機が熟さぬうちに行動することを英語でgo off half-cockedと言います。half-cockは銃を「安静段」(撃鉄を半分引いた状態で引き金自体は引けない状態)にしていることを意味します。go off half-cockedは「撃鉄を十分上げないうちに発射する」ということで、それが転じて「早まって行動する」という意味でも使われるようになりました。

 

cockは「おんどり」で、反対語はhen(めんどり)です。cockは他にも「水道栓、撃鉄、風見鶏」などの意味もあります。私は最初、この表現を活字で見たとき、half-cooked(生煮え)と読み違えてしまいました。coに見えたのですね。

 


4. as rare as hen’s teeth (極めて稀な)

 

These are as rare as hen’s teeth.  It’s a real bargain! (このようなものは極めて稀ですよ。掘り出し物です!)

 

「極めて稀な」を英語でas rare as hen’s teethと言います。「めんどりの歯」と言われても確かにピンときませんよね。このフレーズが誕生したのは19世紀中ごろで、歯を持たないめんどりが珍しいがゆえに使われるようになったようです。主にアメリカで用いられる表現です。rareの代わりにscarceも使えます。

 

ところで「鶏」の字の「奚(ケイ)」は「つなぐ」という意味です。家畜としてつないでおくためこの漢字になりました。一方、英語のhenはドイツ語のHenneと同じ語源で、ラテン語のcanere(歌う)が元にあります。ニワトリは卵を産むと必ず鳴くためだそうです。

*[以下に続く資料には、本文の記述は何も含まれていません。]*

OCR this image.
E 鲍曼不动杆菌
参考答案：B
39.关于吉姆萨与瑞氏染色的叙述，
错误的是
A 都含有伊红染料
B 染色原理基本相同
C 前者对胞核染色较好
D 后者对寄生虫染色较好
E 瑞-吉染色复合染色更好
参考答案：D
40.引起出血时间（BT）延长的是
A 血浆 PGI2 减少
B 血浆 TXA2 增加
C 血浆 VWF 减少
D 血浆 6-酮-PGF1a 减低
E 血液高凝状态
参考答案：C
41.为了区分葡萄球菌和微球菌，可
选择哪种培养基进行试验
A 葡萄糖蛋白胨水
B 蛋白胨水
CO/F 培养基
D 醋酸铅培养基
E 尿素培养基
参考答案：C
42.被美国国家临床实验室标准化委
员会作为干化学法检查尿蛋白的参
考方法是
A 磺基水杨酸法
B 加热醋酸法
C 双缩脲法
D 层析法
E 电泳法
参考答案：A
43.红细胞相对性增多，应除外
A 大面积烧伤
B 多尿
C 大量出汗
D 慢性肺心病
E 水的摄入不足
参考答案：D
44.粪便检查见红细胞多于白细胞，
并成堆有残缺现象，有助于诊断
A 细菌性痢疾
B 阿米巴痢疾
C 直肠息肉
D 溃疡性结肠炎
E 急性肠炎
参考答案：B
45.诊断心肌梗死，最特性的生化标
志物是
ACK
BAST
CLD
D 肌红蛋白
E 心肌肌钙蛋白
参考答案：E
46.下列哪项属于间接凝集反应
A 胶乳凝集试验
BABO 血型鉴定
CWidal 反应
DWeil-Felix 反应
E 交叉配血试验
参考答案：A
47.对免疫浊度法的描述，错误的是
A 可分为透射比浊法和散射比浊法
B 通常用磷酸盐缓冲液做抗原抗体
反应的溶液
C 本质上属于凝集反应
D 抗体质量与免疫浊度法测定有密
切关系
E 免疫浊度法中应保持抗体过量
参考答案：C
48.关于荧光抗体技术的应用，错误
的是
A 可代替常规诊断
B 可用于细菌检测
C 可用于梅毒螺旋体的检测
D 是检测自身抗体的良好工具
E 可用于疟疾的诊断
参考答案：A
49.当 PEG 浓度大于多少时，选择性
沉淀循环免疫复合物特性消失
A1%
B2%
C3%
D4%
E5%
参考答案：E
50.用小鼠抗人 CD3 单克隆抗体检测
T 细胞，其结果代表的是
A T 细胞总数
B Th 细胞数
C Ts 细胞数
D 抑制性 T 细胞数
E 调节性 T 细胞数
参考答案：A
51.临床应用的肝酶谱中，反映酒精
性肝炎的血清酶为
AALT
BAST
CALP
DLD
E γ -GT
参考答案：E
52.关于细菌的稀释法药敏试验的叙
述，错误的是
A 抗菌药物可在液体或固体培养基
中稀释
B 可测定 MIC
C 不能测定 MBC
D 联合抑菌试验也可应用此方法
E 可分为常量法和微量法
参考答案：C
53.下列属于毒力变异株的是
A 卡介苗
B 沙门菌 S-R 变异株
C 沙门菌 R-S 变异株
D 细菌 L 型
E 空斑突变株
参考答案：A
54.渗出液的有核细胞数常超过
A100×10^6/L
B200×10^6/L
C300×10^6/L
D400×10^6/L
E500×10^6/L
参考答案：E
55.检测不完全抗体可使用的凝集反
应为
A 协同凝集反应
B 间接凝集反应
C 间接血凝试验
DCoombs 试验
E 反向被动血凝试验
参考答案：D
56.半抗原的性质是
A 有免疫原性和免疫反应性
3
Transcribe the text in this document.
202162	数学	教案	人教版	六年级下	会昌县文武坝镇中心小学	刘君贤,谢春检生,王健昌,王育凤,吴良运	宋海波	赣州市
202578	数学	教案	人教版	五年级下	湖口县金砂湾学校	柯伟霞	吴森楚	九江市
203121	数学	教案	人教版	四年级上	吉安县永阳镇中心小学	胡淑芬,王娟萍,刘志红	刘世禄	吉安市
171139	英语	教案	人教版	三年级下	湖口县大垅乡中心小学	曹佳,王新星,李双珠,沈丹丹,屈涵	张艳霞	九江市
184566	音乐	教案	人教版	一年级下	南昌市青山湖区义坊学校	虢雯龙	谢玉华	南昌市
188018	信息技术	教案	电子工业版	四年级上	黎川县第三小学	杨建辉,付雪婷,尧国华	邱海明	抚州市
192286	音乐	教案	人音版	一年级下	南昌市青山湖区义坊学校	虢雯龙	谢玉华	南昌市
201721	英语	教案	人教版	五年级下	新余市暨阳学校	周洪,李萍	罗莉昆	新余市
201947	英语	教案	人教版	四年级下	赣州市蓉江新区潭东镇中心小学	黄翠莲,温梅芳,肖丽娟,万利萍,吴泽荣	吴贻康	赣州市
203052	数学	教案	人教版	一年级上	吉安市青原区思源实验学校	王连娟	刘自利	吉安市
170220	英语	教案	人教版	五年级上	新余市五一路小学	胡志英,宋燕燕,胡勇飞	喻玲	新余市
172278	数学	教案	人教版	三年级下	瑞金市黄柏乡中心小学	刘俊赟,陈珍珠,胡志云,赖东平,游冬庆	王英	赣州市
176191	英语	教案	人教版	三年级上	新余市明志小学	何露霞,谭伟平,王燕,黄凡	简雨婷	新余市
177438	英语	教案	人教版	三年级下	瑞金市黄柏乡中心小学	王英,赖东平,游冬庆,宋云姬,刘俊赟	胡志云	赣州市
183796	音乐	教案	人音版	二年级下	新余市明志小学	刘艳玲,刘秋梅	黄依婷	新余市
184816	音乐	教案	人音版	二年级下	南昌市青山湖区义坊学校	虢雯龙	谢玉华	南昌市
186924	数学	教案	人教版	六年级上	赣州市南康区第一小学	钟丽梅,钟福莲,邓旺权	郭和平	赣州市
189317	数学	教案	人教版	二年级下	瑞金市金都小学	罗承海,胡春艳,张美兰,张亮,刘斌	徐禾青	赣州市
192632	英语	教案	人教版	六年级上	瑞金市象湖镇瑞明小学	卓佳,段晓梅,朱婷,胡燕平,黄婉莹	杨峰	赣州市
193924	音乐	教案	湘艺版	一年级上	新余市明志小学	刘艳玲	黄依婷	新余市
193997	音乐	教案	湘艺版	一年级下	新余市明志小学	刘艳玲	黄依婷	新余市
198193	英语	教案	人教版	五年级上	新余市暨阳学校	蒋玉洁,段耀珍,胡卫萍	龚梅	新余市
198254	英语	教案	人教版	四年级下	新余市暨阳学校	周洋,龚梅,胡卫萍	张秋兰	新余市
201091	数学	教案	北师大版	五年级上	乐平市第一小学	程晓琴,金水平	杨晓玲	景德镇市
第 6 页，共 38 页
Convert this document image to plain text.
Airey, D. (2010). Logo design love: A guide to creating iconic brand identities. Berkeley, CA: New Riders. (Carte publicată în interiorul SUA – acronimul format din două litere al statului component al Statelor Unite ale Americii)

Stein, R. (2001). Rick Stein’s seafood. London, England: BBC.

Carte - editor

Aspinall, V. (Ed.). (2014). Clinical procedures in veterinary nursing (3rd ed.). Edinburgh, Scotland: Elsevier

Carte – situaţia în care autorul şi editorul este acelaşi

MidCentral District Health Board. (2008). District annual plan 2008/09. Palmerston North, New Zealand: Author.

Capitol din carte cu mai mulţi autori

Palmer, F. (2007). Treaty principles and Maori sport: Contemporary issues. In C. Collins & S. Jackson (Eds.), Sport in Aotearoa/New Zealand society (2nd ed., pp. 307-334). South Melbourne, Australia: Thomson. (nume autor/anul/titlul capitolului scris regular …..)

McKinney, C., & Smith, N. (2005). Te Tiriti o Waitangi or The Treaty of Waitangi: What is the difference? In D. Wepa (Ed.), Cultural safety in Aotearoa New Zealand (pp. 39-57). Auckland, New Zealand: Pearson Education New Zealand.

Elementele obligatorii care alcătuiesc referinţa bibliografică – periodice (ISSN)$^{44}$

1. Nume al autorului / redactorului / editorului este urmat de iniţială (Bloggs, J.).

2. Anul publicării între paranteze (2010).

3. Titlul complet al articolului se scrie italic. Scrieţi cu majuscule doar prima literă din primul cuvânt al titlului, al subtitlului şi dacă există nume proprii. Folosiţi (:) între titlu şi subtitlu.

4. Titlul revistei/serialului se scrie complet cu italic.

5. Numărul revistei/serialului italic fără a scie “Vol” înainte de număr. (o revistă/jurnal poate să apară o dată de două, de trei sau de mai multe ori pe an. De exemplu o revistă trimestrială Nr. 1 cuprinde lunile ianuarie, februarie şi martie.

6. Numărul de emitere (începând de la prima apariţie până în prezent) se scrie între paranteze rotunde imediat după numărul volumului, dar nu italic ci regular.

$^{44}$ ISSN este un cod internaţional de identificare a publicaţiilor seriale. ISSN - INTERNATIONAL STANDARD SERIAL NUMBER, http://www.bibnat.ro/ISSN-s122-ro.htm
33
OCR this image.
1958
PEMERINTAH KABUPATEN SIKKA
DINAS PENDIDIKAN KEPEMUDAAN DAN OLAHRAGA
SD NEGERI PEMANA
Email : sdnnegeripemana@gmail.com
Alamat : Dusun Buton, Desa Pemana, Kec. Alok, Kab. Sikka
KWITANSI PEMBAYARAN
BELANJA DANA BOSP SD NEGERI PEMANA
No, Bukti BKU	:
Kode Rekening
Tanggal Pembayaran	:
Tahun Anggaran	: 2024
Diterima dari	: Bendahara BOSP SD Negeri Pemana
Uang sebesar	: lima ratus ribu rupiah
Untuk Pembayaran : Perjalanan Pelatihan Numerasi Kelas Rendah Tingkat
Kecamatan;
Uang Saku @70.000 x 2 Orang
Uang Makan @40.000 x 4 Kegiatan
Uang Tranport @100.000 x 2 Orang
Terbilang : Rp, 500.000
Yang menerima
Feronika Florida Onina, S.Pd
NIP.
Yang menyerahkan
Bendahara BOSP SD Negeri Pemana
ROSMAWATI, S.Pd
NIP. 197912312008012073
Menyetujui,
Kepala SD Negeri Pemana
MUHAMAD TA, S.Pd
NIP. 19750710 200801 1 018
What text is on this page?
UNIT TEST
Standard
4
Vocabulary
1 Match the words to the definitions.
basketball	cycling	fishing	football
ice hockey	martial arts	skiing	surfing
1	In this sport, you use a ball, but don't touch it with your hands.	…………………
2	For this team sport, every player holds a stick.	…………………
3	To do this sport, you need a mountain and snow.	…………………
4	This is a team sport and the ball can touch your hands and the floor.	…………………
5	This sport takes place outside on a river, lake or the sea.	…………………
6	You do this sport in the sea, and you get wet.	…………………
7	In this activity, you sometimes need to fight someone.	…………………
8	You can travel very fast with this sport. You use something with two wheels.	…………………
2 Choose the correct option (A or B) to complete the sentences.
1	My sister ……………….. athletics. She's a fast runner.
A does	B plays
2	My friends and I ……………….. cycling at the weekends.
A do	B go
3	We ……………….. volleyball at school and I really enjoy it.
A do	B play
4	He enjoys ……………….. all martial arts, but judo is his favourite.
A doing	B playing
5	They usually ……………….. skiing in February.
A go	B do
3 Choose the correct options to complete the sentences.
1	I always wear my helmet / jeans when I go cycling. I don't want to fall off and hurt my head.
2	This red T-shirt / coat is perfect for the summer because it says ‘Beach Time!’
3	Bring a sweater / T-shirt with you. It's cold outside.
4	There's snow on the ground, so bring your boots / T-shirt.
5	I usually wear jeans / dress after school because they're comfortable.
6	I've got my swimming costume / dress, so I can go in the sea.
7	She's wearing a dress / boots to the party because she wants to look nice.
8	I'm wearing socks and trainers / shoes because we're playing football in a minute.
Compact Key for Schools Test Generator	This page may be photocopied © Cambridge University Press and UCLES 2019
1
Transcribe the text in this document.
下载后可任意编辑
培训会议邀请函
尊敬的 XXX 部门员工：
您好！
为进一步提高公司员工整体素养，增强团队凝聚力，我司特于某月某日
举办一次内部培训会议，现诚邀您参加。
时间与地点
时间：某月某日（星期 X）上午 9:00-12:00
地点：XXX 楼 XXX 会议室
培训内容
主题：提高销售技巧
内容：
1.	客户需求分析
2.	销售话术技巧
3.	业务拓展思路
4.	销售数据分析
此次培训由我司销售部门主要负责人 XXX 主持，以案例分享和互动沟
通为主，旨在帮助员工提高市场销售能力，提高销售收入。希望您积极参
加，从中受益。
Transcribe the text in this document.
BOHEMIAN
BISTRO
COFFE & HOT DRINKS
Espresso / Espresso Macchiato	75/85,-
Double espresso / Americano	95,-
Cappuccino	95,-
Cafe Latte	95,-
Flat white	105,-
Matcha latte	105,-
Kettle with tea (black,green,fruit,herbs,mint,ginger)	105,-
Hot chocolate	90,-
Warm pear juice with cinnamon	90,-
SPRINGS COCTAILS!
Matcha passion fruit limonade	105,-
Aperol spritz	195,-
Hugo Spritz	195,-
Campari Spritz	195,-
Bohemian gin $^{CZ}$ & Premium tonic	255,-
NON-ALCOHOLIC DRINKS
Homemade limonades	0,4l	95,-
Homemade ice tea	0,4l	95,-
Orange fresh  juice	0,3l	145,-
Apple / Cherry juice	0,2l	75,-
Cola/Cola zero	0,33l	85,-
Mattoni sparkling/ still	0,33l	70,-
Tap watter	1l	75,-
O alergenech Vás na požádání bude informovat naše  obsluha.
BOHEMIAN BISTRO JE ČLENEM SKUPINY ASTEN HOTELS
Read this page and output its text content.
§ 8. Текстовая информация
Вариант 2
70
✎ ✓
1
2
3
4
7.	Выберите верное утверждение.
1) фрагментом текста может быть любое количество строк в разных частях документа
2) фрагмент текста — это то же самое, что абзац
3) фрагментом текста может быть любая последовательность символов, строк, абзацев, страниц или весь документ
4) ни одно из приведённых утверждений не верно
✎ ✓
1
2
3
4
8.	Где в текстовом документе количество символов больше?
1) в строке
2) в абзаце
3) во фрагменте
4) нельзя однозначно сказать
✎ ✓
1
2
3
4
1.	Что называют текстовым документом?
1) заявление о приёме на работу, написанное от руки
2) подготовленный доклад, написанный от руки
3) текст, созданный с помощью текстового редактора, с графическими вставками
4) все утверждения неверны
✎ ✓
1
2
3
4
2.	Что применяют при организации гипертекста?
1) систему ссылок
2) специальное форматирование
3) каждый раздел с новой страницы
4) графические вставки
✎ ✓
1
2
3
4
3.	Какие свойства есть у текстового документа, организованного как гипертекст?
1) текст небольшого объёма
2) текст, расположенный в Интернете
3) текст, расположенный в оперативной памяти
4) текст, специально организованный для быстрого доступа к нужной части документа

今回は鳥関連のフレーズをご紹介しました。ところで冬の終わりに我が家の近くではしっぽの長い黒白の鳥をよく見かけました。調べたところ、ハクセキレイ(白鶺鴒)という鳥だそうです。

 

 

柴原 早苗
放送通訳者。獨協大学・順天堂大学非常勤講師。上智大学卒業、ロンドン大学LSEにて修士号取得。ロンドンのBBCワールド勤務を経て現在はCNNj、CBSイブニングニュースなどで放送通訳者として活躍中。NHK「世界へ発信!ニュースで英語術」ウェブサイトの日本語訳・解説を担当。ESAC英語学習アドバイザー資格制度マスター・アドバイザー。通訳学校にて後進の指導にあたるほか、大学での英語学習アドバイザー経験も豊富。著書に「通訳の仕事 始め方・稼ぎ方」(イカロス出版、2010年:共著)、「英検分野別ターゲット英検1級英作文問題」(旺文社、2014年:共著)。